This week, in the rooms, human and family relationships are served as tangled as you want, so that we can take pleasure in unraveling them. So it is with the man of the theater of Drive My Car, in mourning for his wife but directing her ex-lover in a new room, for the family with knives drawn from The Chessboard of the Wind or for that, rural, of Louloute, struggling with the devaluation of milk in the 1980s.
“Drive My Car”: from the theater to the passenger compartment
As night falls, a woman tells a story to the man lying next to her: an improvised erotic tale. This is the mysterious introduction to the new feature film by Ryusuke Hamaguchi, an adaptation of a new eponymous by Haruki Murakami. He is Yusuke Kafuku, a theater director; she is Oto, his wife, an actress.
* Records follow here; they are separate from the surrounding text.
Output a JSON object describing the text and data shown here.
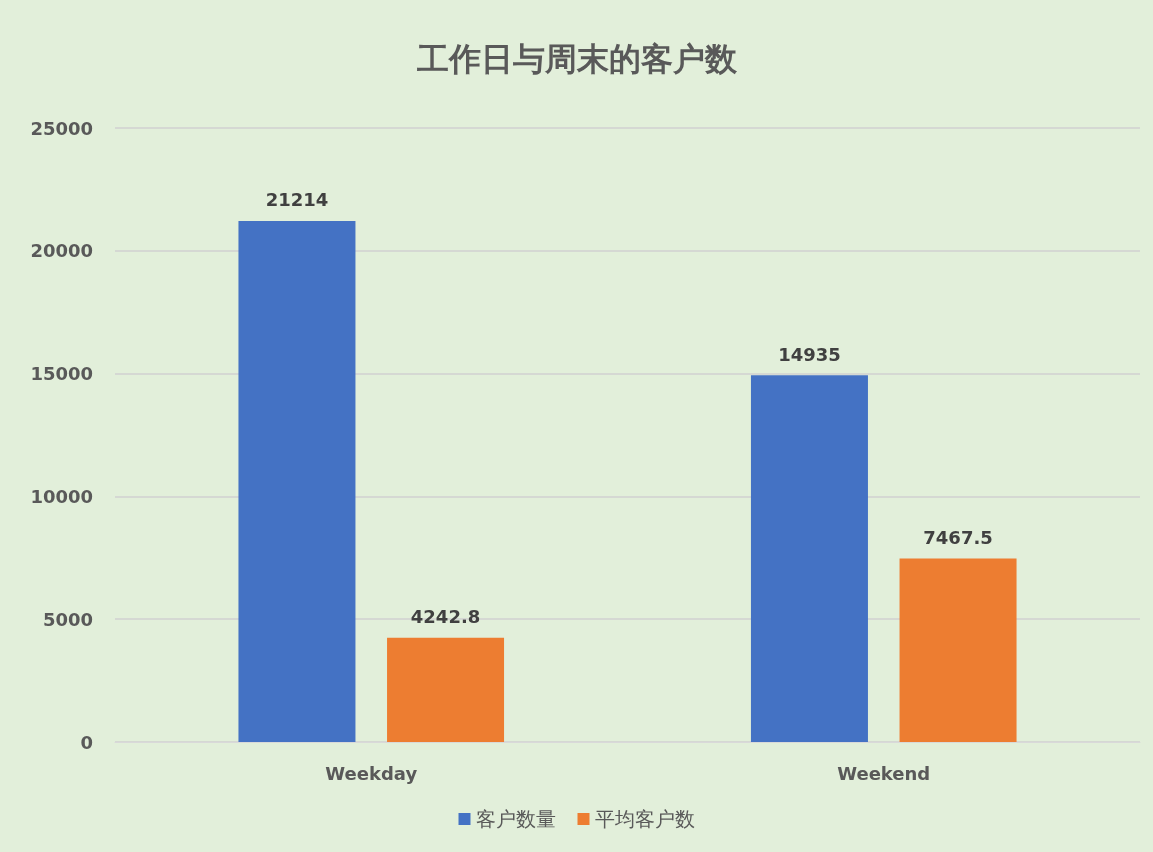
{
  "chart_data": {
    "type": "bar",
    "title": "工作日与周末的客户数",
    "categories": [
      "Weekday",
      "Weekend"
    ],
    "series": [
      {
        "name": "客户数量",
        "color": "#4472c4",
        "values": [
          21214,
          14935
        ]
      },
      {
        "name": "平均客户数",
        "color": "#ed7d31",
        "values": [
          4242.8,
          7467.5
        ]
      }
    ],
    "ylim": [
      0,
      25000
    ],
    "yticks": [
      0,
      5000,
      10000,
      15000,
      20000,
      25000
    ],
    "grid": "y",
    "legend": "bottom",
    "data_labels": true
  }
}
Yusuke finds out that Oto had an affair with a young actor, but refrains from talking about it with her. One fine evening, she dies, struck down by an attack. Two years later, the widowed man is offered to go on stage for a theater festival in Hiroshima. Uncle Vanya, by Chekhov. His wife’s young lover is part of the cast.
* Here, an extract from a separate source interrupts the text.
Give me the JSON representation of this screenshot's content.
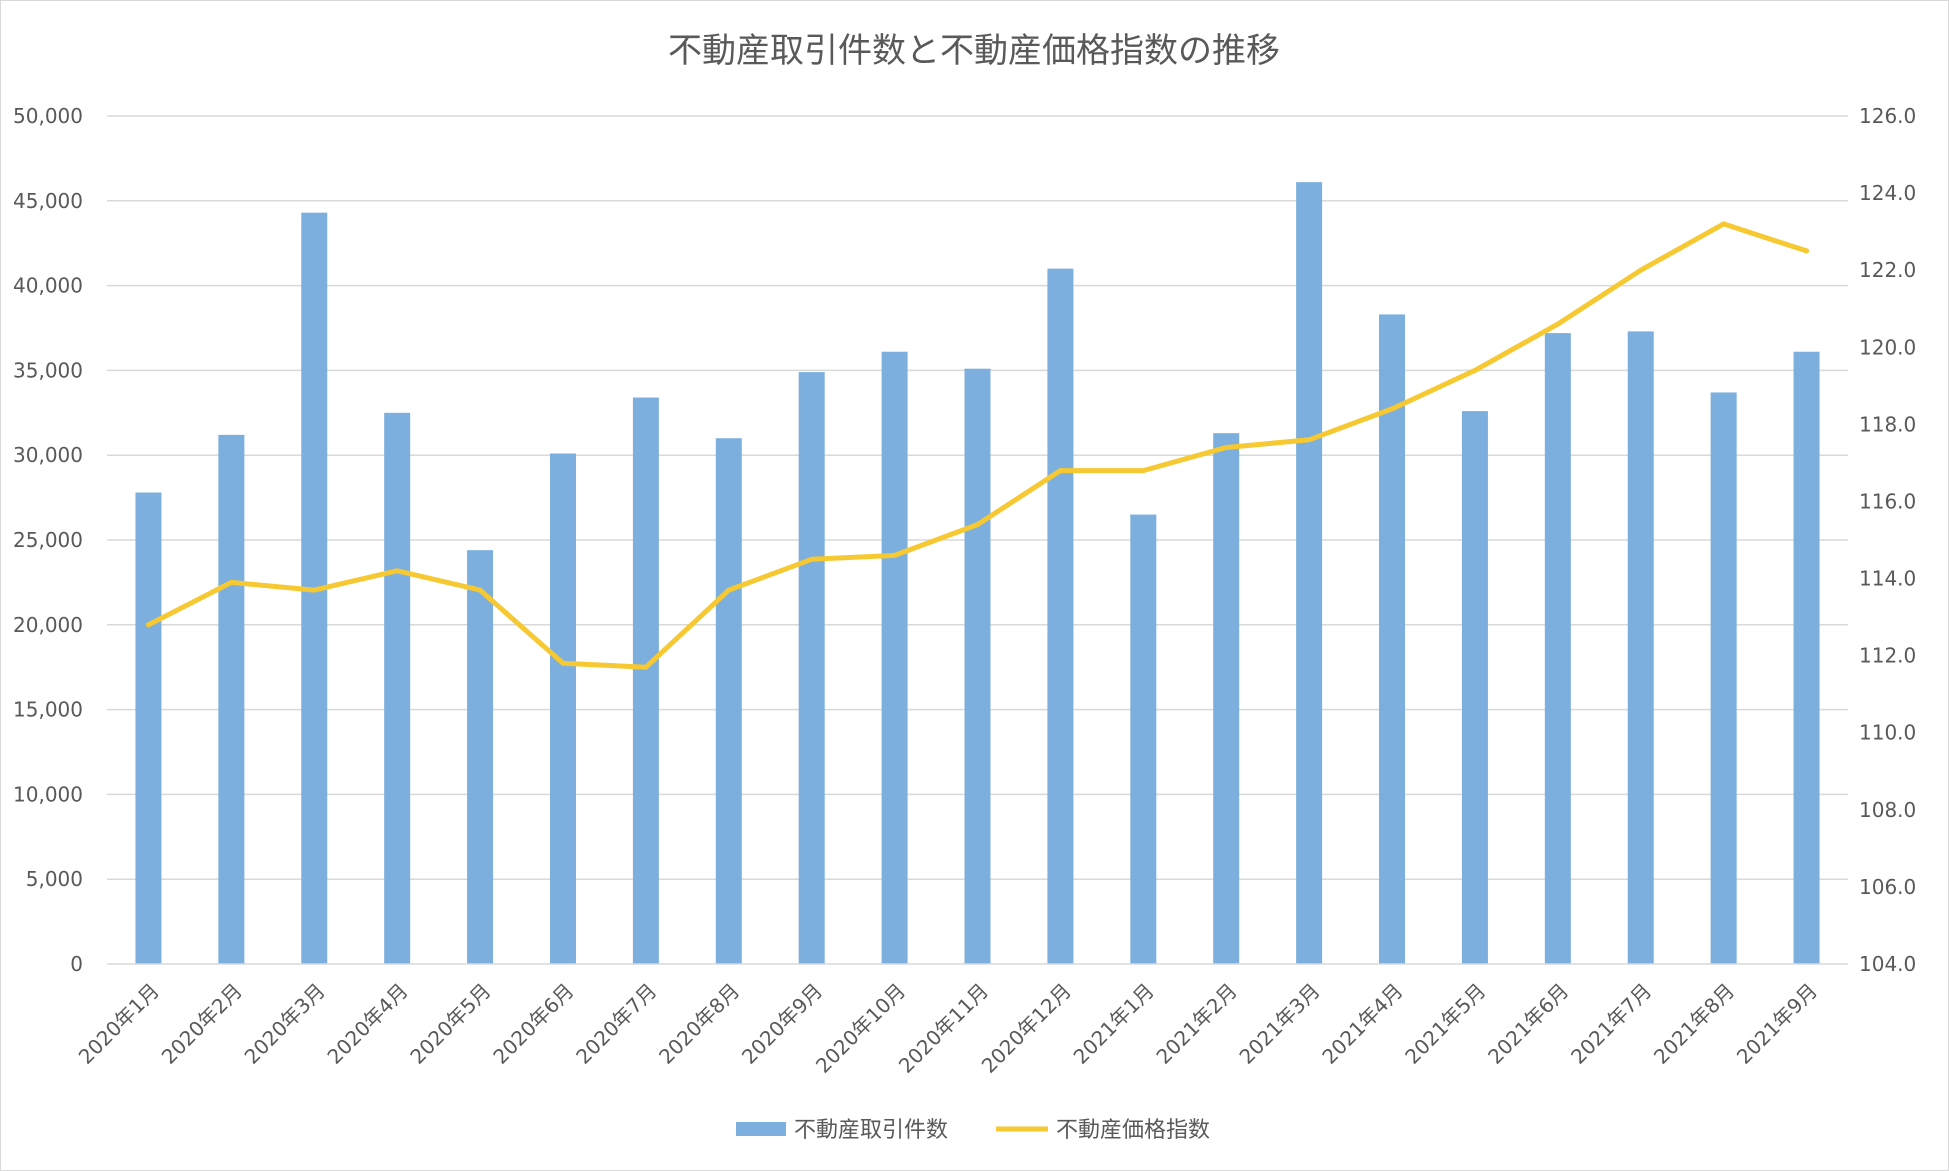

The beauty of Drive My Car (presented in competition, in July, at the Cannes Film Festival, where he won the screenplay prize) lies in his way of employing all kinds of elements of the film medium – time, dialogue, language, fiction – to make them release an autonomous sensuality, source of a singular truth. The catalyst for all this will be the hero’s meeting with the young woman who serves as his driver during the weeks of rehearsal. And it is during the frequent journeys that they are brought to make together that the two characters will learn to know each other as well as to state the traumas which built them. Jean-Francois Rauger
Japanese film by Ryusuke Hamaguchi. With Hidetoshi Nishijima, Toko Miura, Masaki Okada (2 h 59).
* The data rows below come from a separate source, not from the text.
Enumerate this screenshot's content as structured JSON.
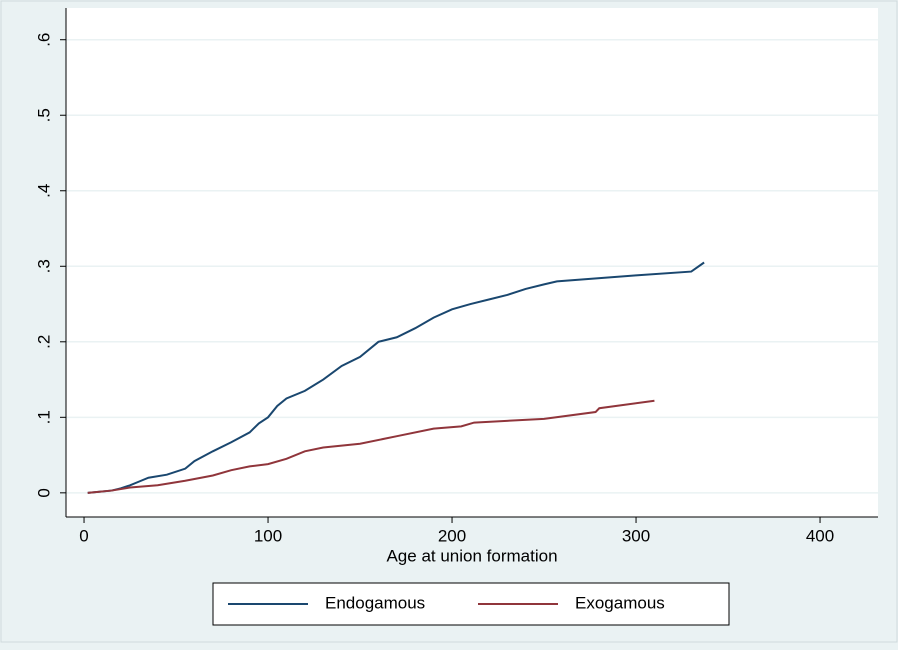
{
  "chart_data": {
    "type": "line",
    "xlabel": "Age at union formation",
    "xlim": [
      -9.8,
      431.5
    ],
    "ylim": [
      -0.032,
      0.642
    ],
    "xticks": [
      0,
      100,
      200,
      300,
      400
    ],
    "yticks": [
      0,
      {
        "value": 0.1,
        "label": ".1"
      },
      {
        "value": 0.2,
        "label": ".2"
      },
      {
        "value": 0.3,
        "label": ".3"
      },
      {
        "value": 0.4,
        "label": ".4"
      },
      {
        "value": 0.5,
        "label": ".5"
      },
      {
        "value": 0.6,
        "label": ".6"
      }
    ],
    "grid": true,
    "legend": "bottom",
    "series": [
      {
        "name": "Endogamous",
        "color": "#1a476f",
        "x": [
          2,
          15,
          20,
          25,
          30,
          35,
          45,
          55,
          60,
          70,
          80,
          90,
          95,
          100,
          105,
          110,
          120,
          130,
          140,
          150,
          160,
          170,
          180,
          190,
          200,
          210,
          220,
          230,
          240,
          250,
          257,
          300,
          330,
          337
        ],
        "values": [
          0,
          0.003,
          0.006,
          0.01,
          0.015,
          0.02,
          0.024,
          0.032,
          0.042,
          0.055,
          0.067,
          0.08,
          0.092,
          0.1,
          0.115,
          0.125,
          0.135,
          0.15,
          0.168,
          0.18,
          0.2,
          0.206,
          0.218,
          0.232,
          0.243,
          0.25,
          0.256,
          0.262,
          0.27,
          0.276,
          0.28,
          0.288,
          0.293,
          0.305
        ]
      },
      {
        "name": "Exogamous",
        "color": "#90353b",
        "x": [
          2,
          15,
          25,
          40,
          55,
          70,
          80,
          90,
          100,
          110,
          120,
          130,
          150,
          170,
          190,
          205,
          212,
          250,
          278,
          280,
          310
        ],
        "values": [
          0,
          0.003,
          0.007,
          0.01,
          0.016,
          0.023,
          0.03,
          0.035,
          0.038,
          0.045,
          0.055,
          0.06,
          0.065,
          0.075,
          0.085,
          0.088,
          0.093,
          0.098,
          0.107,
          0.112,
          0.122
        ]
      }
    ]
  }
}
“The Chessboard of the Wind”: the collapse of an Iranian family
What could pass for a simple exit of summer is in fact a miraculous work, as it sometimes happens in the cinema to regurgitate. The Chessboard of the Wind is the first feature film by Mohammad Reza Aslani, multidisciplinary artist. This first attempt was only screened once, in 1976, at the Tehran International Festival, where it was coldly received. In 1979, the Islamic regime in place sealed its fate by banning it.